Es ist nicht nur die Qualität des Teppichs, die einen dauerhaften Bodenbelag ausmacht, sondern auch der Zustand des Untergrunds und dessen fachgerechte Verlegung. Die Anforderungen an den Untergrund sind hoch: Er muss dauerhaft trocken, eben, fest, tragfähig und rissfrei sein. Leimhersteller verkaufen Egalisierpasten für Fälle, in denen die Oberfläche eines Untergrunds von der Norm abweicht. Wenn beispielsweise ein Beton- oder Zementboden nicht vollständig eben ist, können die Dellen am schnellsten mit einer flüssigen Ausgleichspaste geglättet werden. Der Kitt wird fließfähig hergestellt und nach 5 Minuten Einwirkzeit schnell ausgegossen und weiterverarbeitet. Mit einer Gipskelle können Sie beim Zerlegen des Materials helfen.

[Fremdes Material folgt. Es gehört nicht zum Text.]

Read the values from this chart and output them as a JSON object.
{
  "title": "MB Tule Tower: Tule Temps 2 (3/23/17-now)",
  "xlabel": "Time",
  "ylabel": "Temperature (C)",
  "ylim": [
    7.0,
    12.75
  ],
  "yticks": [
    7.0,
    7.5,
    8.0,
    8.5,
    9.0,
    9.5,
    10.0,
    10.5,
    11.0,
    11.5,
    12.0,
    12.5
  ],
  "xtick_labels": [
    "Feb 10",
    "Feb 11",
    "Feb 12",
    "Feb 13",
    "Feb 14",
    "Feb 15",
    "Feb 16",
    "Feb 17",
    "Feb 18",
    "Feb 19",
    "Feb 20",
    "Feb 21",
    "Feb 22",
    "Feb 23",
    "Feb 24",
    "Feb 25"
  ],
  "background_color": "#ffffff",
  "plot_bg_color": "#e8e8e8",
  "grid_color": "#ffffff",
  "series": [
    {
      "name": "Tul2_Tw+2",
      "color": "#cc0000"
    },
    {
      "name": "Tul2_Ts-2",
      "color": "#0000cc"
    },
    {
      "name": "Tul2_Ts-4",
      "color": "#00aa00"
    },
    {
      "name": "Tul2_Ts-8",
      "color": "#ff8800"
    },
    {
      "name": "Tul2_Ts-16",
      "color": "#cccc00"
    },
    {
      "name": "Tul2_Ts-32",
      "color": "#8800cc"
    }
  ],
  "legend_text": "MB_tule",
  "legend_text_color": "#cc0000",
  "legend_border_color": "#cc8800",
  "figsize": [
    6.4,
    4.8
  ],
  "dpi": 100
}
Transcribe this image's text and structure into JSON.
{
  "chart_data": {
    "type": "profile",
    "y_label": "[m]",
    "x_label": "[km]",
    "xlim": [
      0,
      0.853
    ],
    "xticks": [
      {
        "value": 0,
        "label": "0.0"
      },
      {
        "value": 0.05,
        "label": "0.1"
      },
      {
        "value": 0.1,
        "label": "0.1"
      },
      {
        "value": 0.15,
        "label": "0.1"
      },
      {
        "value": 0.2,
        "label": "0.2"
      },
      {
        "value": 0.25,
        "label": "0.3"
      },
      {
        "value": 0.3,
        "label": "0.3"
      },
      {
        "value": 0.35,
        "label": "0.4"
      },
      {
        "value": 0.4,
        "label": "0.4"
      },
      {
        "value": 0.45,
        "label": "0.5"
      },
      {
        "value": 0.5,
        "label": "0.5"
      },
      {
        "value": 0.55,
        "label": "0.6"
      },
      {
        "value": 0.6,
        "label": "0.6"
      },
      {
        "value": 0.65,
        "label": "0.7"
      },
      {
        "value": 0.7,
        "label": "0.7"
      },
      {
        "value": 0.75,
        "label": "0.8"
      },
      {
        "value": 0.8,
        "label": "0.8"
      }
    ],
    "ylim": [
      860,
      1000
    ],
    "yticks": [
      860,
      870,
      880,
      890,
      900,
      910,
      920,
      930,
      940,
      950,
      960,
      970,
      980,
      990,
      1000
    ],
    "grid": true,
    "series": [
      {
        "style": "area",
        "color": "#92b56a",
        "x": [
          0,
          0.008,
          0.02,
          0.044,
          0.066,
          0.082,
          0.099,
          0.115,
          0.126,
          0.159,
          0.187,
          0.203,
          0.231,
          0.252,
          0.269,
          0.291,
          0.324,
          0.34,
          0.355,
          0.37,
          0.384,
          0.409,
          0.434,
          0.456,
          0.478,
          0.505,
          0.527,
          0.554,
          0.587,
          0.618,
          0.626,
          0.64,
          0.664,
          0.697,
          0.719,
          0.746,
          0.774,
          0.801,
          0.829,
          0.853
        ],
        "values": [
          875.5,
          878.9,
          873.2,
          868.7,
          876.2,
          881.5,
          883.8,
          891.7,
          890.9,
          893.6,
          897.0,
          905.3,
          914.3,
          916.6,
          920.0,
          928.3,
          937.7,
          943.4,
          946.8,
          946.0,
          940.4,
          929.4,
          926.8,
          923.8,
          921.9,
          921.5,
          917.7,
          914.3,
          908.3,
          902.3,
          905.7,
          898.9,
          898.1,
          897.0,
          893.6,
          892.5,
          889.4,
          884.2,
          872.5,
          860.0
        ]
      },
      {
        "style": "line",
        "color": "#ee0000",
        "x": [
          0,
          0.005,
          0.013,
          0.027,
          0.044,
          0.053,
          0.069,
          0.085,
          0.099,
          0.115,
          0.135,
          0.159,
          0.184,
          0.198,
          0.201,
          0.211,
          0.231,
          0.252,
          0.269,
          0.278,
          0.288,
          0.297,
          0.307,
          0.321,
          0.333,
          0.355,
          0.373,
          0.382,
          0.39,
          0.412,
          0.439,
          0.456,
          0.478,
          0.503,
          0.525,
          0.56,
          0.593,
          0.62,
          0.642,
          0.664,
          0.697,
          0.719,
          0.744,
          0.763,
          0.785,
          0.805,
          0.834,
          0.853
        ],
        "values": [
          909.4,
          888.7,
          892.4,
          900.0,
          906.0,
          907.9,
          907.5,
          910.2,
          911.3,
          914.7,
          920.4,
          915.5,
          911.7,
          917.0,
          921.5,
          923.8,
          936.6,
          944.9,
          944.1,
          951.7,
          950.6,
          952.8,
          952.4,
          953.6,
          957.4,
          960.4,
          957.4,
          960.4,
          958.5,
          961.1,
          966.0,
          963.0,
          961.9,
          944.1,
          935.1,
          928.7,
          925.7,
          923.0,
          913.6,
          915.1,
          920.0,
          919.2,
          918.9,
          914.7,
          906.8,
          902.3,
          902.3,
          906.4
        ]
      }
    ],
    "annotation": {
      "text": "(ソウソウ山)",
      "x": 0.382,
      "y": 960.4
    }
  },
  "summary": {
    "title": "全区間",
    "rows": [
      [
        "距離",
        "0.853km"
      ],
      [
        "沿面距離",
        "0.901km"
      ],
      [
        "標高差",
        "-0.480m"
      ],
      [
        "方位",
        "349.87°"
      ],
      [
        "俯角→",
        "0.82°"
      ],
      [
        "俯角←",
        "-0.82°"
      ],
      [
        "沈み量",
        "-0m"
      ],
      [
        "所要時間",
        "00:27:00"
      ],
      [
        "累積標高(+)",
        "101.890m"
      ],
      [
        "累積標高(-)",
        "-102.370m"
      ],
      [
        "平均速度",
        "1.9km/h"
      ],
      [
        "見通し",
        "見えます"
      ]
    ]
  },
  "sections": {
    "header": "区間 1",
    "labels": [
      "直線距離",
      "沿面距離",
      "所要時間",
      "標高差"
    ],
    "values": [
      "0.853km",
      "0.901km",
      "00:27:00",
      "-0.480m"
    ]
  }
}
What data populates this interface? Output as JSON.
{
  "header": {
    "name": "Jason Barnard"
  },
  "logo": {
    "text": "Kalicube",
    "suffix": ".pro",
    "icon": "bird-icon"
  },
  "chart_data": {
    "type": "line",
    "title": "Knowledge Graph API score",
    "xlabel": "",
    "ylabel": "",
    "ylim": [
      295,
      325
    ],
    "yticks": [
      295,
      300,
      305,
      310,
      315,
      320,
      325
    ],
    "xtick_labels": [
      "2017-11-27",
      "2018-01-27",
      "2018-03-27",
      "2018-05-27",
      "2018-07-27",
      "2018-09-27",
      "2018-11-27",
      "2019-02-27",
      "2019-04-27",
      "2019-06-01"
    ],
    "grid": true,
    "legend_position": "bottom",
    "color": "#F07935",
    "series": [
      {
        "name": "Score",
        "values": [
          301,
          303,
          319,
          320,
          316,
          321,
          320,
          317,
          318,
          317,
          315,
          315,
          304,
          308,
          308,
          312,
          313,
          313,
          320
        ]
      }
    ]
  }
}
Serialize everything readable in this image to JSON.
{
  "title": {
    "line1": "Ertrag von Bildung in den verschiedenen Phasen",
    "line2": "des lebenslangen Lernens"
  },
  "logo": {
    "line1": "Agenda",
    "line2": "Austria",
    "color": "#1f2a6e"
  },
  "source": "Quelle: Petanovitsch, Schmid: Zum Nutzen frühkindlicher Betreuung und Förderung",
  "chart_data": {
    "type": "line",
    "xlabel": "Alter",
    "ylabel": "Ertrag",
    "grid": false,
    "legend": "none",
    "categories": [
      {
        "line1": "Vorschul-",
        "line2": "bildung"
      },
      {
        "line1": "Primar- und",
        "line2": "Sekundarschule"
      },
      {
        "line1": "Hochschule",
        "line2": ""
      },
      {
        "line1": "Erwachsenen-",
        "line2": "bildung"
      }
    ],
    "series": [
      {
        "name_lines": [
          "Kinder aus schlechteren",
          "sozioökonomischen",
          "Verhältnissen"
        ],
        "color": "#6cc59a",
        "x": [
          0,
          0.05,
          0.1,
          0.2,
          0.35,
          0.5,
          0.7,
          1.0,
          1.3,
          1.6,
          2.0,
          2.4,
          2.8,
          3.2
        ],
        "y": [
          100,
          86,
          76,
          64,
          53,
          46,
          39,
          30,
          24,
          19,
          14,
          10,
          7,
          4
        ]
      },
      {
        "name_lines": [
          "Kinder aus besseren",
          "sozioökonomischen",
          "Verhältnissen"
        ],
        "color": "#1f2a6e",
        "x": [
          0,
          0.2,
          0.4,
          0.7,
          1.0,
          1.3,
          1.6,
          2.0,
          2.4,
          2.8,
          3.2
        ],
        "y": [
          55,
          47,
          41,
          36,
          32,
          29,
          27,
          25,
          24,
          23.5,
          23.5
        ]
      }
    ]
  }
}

Zusammensetzung der verwendeten Teppiche und Materialien

Die Qualität des Teppichs hängt vom verwendeten Material, der Dichte der Stangen und dem Teppichrücken ab. Die Oberfläche des Teppichs besteht heutzutage hauptsächlich aus synthetischen Fasern, da sie wenig Pflege erfordern und stark sind. Achten Sie insbesondere bei synthetischen Teppichen auf das Symbol "Antistatik", da diese bei geringer Luftfeuchtigkeit elektrostatisch aufgeladen sind. Die Entladungen sind nicht nur unangenehm, sondern können auch die Elektronik zerstören. Teppiche mit einem hohen Wollanteil in der Nutzschicht tragen aufgrund ihrer natürlichen Eigenschaften zu einem guten Raumklima bei, da die Wolle wie andere natürliche Teppichmaterialien Feuchtigkeit aus der Luft aufnehmen und abgeben kann. Bei gewebten Teppichen werden Untergrund und Flor oder Nutzschicht in einem Arbeitsgang zu einem Bodenbelag verwebt. Heutzutage werden Teppiche normalerweise im schnelleren Tufting-Verfahren hergestellt. Die Stangen sind hierbei in einer Bodenschicht befestigt. Bei beiden Herstellungstechniken wird zunächst eine Nutzschicht mit Garnschlingen erzeugt. Wenn diese Schlingen geschnitten werden, ändert sich die Struktur von Schlingenflor zu Schnittflor oder Velours. Generell kann man sagen: Je mehr Maschen pro Quadratzentimeter für den Teppich verwendet werden, desto dichter und hochwertiger ist der Bodenbelag und auch der Gehkomfort.

Andere Bodenbeläge

Für Linoleum-, PVC- und Vinylböden gilt grundsätzlich das Gleiche hinsichtlich des Untergrundzustands und der Verlegetechnik. Der Unterschied zwischen diesem Bodenbelag ist mit bloßem Auge kaum zu erkennen. PVC wurde im Laufe der Jahre wegen der freigesetzten Dämpfe diskreditiert. Der Vinylboden ist eine Weiterentwicklung, aber es gibt immer noch viel Skepsis. Deshalb hat der Linoleumfußboden an Beliebtheit gewonnen, auch weil die Hersteller jetzt helle Farben für gesunde Böden anbieten.

Kleben oder locker legen?

Ob Sie den Teppich lose kleben oder locker legen, hängt von der Größe des Teppichs ab. Ab 20 qm wird empfohlen, den Teppich zu verkleben. Es ist nicht so wichtig, ob der Teppich einen Latex-, Polyurethanschaum- oder Textilrücken hat. Teppich mit einem dicken Teppichrücken aus Latex ist ideal für einen Raum, da das Material weich, schwer und auch angenehm elastisch ist. Genau wie die Ersatzgrundierung für Tapeten gibt es neben dem fertigen Tauchkleber auch den sogenannten Revisionskleber. Damit verklebte Bodenbeläge können bei einer späteren Renovierung problemlos wieder entfernt werden. Der Teppich ist jedoch so deformiert, dass er beim Bewegen nicht mitgenommen und verschoben werden kann. Für Teppiche in Räumen mit einer Größe von weniger als 20 Quadratmetern und mit schweren Bodenbelägen ist es ausreichend, den Teppich an den Kanten und den Übergängen mit benachbarten Bodenbelägen mit doppelseitigem Klebeband zu befestigen.

Video: Teppichboden verlegen. HORNBACH Meisterschmiede (Februar 2020).